Arthur McAfee eventually won 517 games total, arriving at Morehouse in 1965 and going 464-449. Morehouse went to the NCAA tournament for the first time ever in 1981 when his son Arthur III was on the team. His 1990 team went 26-7 and featured Harold Ellis who averaged 25.8 point and would later play three seasons in the NBA.

Perhaps the most glittering stat of all is that McAfee once estimated 90 percent of his Morehouse players graduated.

“I think he saw his job as preparing us to move forward into the workplace,” said Arthur III, currently Senior Vice President of Player Engagement for the NFL. “He wanted to win, he wanted you to enjoy sports. But he really wanted to raise your consciousness so you’re on equal par with people of all cultures.”

Arthur III believes his father’s influence as an athletics director goes “far beyond” that as coach. He provided more scholarship opportunities for Morehouse athletes while also transitioning the school into an era of more regional and national competition.
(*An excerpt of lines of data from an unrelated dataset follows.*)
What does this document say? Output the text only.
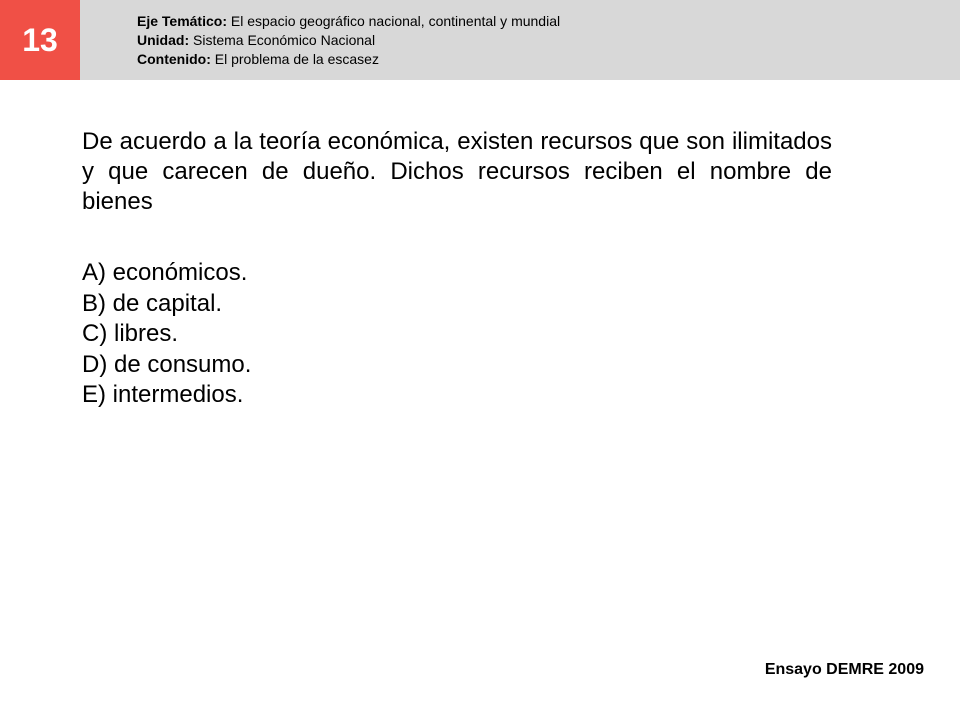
13
Eje Temático: El espacio geográfico nacional, continental y mundial
Unidad: Sistema Económico Nacional
Contenido: El problema de la escasez
De acuerdo a la teoría económica, existen recursos que son ilimitados y que carecen de dueño. Dichos recursos reciben el nombre de bienes
A) económicos.
B) de capital.
C) libres.
D) de consumo.
E) intermedios.
Ensayo DEMRE 2009
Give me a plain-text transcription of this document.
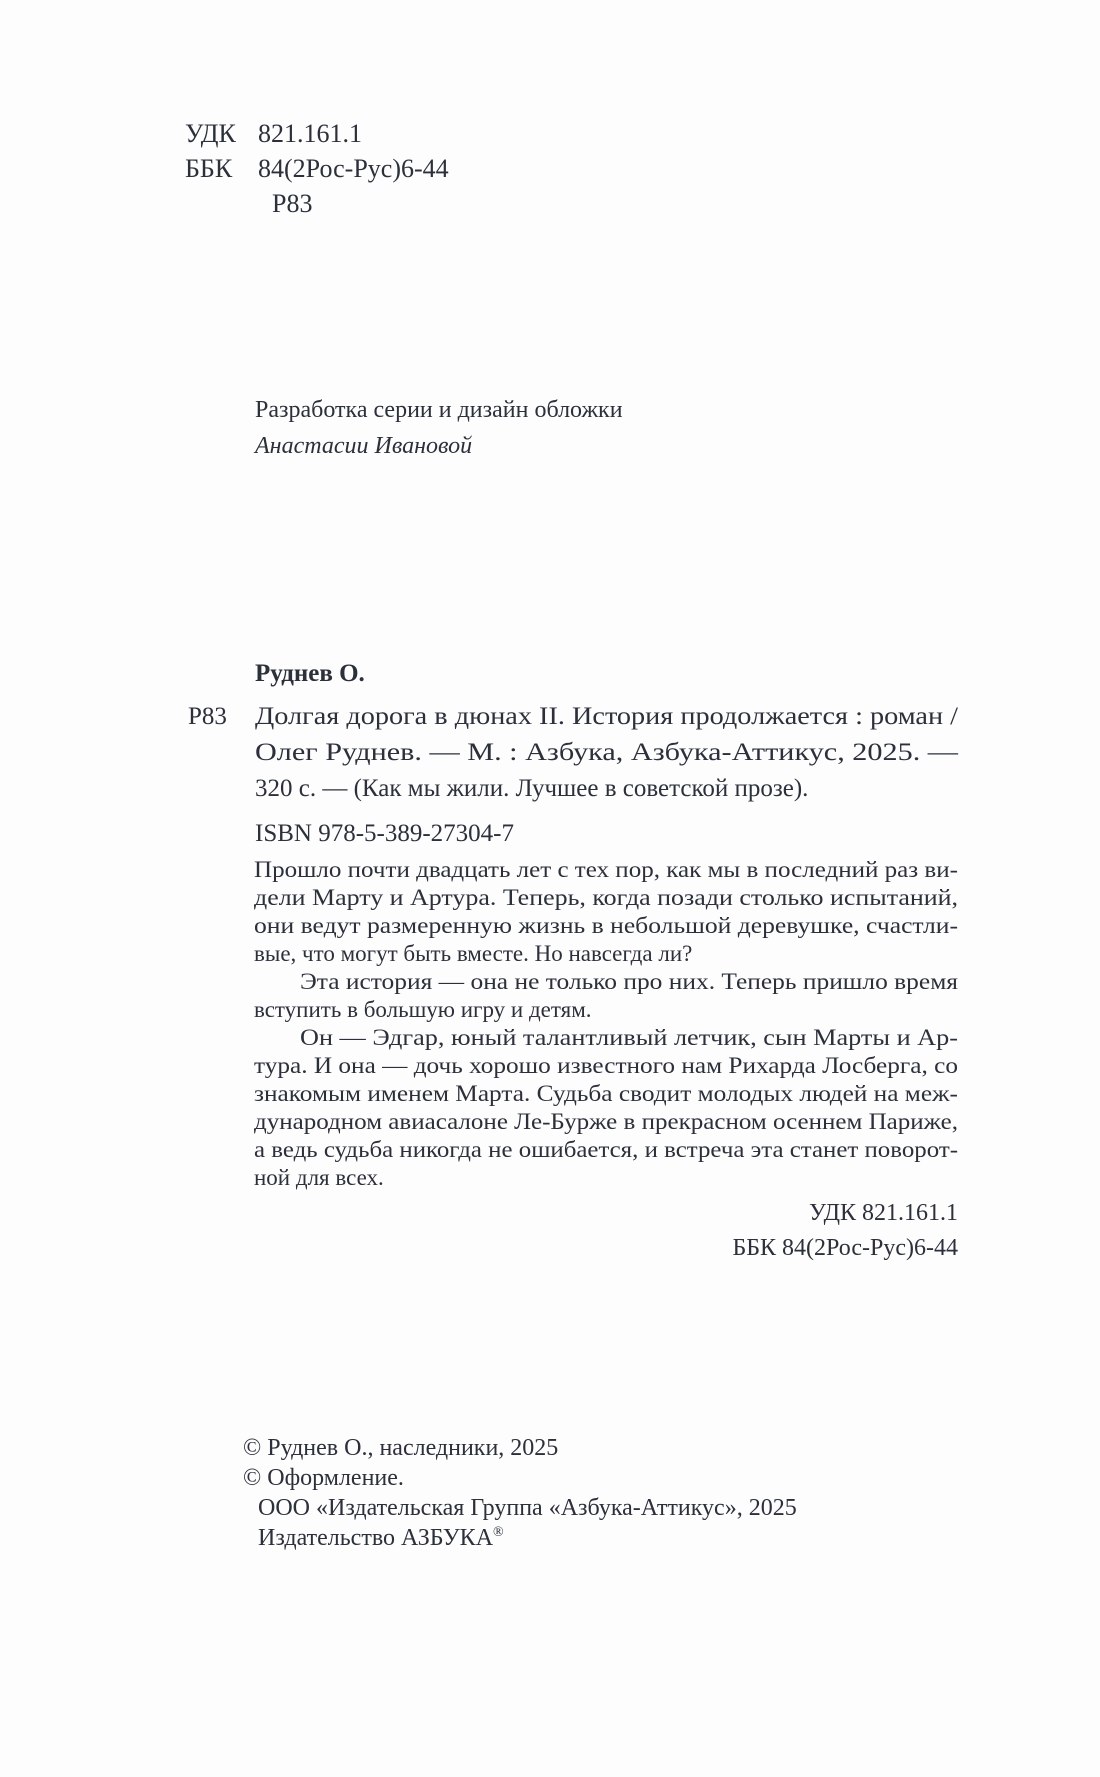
УДК 821.161.1
ББК 84(2Рос-Рус)6-44
Р83
Разработка серии и дизайн обложки
Анастасии Ивановой
Руднев О.
Р83 Долгая дорога в дюнах II. История продолжается : роман /
Олег Руднев. — М. : Азбука, Азбука-Аттикус, 2025. —
320 с. — (Как мы жили. Лучшее в советской прозе).
ISBN 978-5-389-27304-7
Прошло почти двадцать лет с тех пор, как мы в последний раз ви-
дели Марту и Артура. Теперь, когда позади столько испытаний,
они ведут размеренную жизнь в небольшой деревушке, счастли-
вые, что могут быть вместе. Но навсегда ли?
Эта история — она не только про них. Теперь пришло время
вступить в большую игру и детям.
Он — Эдгар, юный талантливый летчик, сын Марты и Ар-
тура. И она — дочь хорошо известного нам Рихарда Лосберга, со
знакомым именем Марта. Судьба сводит молодых людей на меж-
дународном авиасалоне Ле-Бурже в прекрасном осеннем Париже,
а ведь судьба никогда не ошибается, и встреча эта станет поворот-
ной для всех.
УДК 821.161.1
ББК 84(2Рос-Рус)6-44
© Руднев О., наследники, 2025
© Оформление.
ООО «Издательская Группа «Азбука-Аттикус», 2025
Издательство АЗБУКА®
“He did things on a national level, particularly in the [1960s and 1970s] when [Historically Black Colleges and Universities] had so few resources and a lack of facilities,” said Carter Wilson, longtime basketball coach and AD at Decatur High School. “Art is one of my primary role models because, through him, I gradually realized, somebody has to be in charge, somebody has to make decisions. Programs don’t just happen out of thin air.”

Wilson, who gets inducted into the Georgia Athletics Directors Association Hall of Fame on March 25, points out that, “you usually don’t hear about athletic administrators except when things go wrong. Maybe that’s why Art isn’t better known, because he made everything go right.”

He is survived by his wife Sylvia McAfee, daughters Sylvia McAfee Jr. and Gwen McAfee Bynum, son Arthur McAfee III, brother Charles F. McAfee, along with two granddaughters, one grandson and three nieces.